#7 - Guessing

1.6K 225 9
                                    

Matanya terpejam damai, namun tidak tidur. Udara dingin dari cuaca ataupun pendingin ruangan tak membuatnya menarik selimut untuk menutupi tubuhnya. Berbekal pakaian serba panjang, segalanya cukup membuat dirinya merasa hangat. Tapi tidak menghangatkan perasaannya. Hatinya.

Mara memejamkan matanya sementara otaknya kembali memutar kenangan lama. Sepulang Dana dari rumahnya, atau bahkan ketika cowok itu masih ada dan dirinya sudah masuk ke dalam kamar pun Mara mengingat-ingat hal yang tak ingin ia ingat kembali. Hadirnya Dana dengan tentang siapa dirinya dan ungkapan cowok itu mengenai piagam yang mencantumkan namanya sebagai wakil dari salah satu SMA di Bandung membuatnya mengenang kembali. Hal-hal di Bandung, hal-hal yang ingin ia buang jauh-jauh, yang jika saja Mara bisa mengulang masa lalu, ia akan menghapus memori itu, menggantikannya dengan hal lain yang jauh lebih baik. Atau, yang penting hal itu tidak pernah terjadi.

Mara membuka matanya ketika mendengar suara bel dari arah luar rumah. Ranjang bergoncang ketika ia  turun dari sana, berkali-kali bel terdengar dari luar kamar. Dengan malas, cewek itu keluar dari kamar menghampiri pintu rumah dan membukanya.

"Malam," sapaan ramah terdengar dari bibir seorang wanita kisaran umur dua puluh lima ke atas. Atau mungkin lebih akrab jika Mara panggil Tante. Sania Amora, adik dari mamanya. Satu-satunya keluarga yang ia punya di Jakarta.

Mara mendesah pelan. "Malam," balasnya.

Sania menjinjing paper bag dengan label salah satu restoran di Jakarta. Ia masuk melewati Mara, melangsungkan diri menaiki undakan tangga pendek yang menghubungkan ruang tengah dengan dapur sekaligus ruang makan. Dengan gayanya yang terlihat biasa keluar-masuk rumah Mara, wanita itu mengambil dua piring dari dalam lemari dan meletakkannya di atas meja makan.

Mara menarik kursi untuk duduk di hadapannya ketika Sania menuangkan makanannya. Dan menerima ketika Sania memberikannya.

"Gimana sekolah kamu?"

Mara mengaduk makanannya tanpa napsu. "Biasa aja."

Sania tersenyum. Ia beralih membuka lemari yang lain untuk mencari persediaan teh. "Mama kamu udah ke sini?"

Mara menggeleng kali ini.

"Papa?"

Satu kata itu membuat Mara mendecih sambil terkekeh sinis. "Boro-boro, paling sibuk sama perceraiannya yang nggak jadi-jadi. Atau malah sama pacar-pacarnya."
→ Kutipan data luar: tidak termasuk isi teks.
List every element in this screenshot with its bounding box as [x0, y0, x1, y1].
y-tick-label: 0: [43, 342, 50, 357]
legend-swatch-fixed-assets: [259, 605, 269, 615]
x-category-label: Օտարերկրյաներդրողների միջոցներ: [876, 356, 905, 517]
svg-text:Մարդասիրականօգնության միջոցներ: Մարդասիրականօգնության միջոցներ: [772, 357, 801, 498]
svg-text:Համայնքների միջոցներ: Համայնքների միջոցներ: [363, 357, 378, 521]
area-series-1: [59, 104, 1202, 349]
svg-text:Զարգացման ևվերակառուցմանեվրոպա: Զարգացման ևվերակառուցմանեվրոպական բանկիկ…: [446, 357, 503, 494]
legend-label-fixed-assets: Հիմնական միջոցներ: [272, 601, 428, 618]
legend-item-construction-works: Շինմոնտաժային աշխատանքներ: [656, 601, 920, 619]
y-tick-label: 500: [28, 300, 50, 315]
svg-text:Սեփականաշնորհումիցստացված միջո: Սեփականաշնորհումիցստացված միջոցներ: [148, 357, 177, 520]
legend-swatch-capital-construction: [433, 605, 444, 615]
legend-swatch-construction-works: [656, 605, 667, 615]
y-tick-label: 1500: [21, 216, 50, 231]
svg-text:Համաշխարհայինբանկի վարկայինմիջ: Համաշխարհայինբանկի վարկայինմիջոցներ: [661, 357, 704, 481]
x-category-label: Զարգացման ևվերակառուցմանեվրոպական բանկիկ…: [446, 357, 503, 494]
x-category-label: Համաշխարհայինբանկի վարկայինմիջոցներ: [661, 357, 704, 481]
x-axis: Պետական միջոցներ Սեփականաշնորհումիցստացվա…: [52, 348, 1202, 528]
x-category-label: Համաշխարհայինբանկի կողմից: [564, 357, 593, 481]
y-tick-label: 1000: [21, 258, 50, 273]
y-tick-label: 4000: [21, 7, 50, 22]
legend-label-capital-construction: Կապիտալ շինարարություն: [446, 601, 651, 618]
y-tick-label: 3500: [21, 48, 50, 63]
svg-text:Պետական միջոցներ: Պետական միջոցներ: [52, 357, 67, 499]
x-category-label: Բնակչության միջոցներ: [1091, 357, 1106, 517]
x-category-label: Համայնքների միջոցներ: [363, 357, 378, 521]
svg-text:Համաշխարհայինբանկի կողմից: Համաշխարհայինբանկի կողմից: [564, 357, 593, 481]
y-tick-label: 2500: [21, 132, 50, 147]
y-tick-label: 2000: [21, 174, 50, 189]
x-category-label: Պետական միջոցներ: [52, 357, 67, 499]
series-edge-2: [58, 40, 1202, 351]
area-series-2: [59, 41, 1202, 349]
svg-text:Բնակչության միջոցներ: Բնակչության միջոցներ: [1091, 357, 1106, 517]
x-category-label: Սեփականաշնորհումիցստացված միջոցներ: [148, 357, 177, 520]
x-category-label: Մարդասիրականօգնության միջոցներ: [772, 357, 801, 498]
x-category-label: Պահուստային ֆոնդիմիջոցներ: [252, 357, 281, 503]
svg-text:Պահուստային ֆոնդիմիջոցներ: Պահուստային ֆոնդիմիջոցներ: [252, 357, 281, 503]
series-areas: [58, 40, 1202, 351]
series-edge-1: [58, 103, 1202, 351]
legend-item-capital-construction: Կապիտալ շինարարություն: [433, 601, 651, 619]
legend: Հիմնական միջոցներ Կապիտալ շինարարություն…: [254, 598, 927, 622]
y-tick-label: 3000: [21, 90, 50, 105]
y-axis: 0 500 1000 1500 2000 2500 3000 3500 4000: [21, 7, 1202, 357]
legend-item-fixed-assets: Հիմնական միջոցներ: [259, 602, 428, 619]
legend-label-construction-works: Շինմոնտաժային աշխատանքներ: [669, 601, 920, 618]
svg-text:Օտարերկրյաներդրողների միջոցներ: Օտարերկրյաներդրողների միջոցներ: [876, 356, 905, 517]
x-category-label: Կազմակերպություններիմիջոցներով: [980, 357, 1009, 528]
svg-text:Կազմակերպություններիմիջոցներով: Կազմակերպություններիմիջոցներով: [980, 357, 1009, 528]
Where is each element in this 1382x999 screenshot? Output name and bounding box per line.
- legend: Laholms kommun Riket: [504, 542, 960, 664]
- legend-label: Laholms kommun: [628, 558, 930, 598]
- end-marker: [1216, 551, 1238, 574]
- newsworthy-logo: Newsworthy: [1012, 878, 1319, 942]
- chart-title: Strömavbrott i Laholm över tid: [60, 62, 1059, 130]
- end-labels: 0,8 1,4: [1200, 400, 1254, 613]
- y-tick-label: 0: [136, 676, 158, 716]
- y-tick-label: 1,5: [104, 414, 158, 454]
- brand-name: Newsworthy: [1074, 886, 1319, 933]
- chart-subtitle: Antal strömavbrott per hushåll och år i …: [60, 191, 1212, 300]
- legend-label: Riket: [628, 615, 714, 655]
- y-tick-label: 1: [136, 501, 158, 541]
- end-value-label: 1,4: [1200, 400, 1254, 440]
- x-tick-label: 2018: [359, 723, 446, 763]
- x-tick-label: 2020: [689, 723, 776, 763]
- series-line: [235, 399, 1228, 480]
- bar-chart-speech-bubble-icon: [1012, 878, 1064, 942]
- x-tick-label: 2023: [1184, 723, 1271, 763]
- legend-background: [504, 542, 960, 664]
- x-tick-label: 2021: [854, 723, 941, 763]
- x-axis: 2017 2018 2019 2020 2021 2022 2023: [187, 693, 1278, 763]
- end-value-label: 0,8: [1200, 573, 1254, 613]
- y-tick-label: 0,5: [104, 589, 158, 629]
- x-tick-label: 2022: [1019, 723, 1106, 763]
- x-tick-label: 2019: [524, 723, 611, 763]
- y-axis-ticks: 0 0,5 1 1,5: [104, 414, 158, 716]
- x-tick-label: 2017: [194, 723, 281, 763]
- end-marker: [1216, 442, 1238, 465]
Mara tak pernah tahu tentang hal terakhir yang ia ucapkan barusan. Tapi yang jelas ia tahu adalah papanya yang sering bertengkar dengan Mama, dan setelah itu pergi entah kemana. Sekalinya pulang pun beberapa hari kemudian dengan raut lelah beserta pakaian kantor yang berantakkan. Mara tak benar-benar tahu alasan dibalik pertengkaran mereka hingga suatu hari kata cerai tersebut dari mulut papanya. Namun hal itu tidak terjadi sampai detik ini juga.

Orang tuanya masih utuh, tapi kasih sayang yang ia dapat tak seutuh kelihatannya. Mama tetap di rumah lamanya, di Bandung, sementara Papa sering datang dan pergi tanpa jadwal membuatnya berasusmsi lebih negatif lagi tentang papanya. Sekalinya datang pun selalu ada pertengkaran. Dan di saat itu juga Mara selalu kabur terang-terangan ke tempat manapun yang bisa membuatnya nyaman, dan yang terakhir kali ia lakukan ketika ia kabur dari rumah adalah hal yang paling ia benci seumur hidup.

Mara mendecih sekali lagi, dalam hati. Pikiran terakhir membuatnya ngilu seakan menamparnya secara mental untuk segera sadar bahwa hal-hal tersebut tak patut diingat kembali.

"Dia nggak pernah ke sini, aku juga nggak pernah ngarepin dia ke sini."

Sania berbalik, menatap Mara sendu tentang apa yang telah menimpa keponakannya itu. Ia mengulum senyum kecil. "Nggak kangen Bandung?"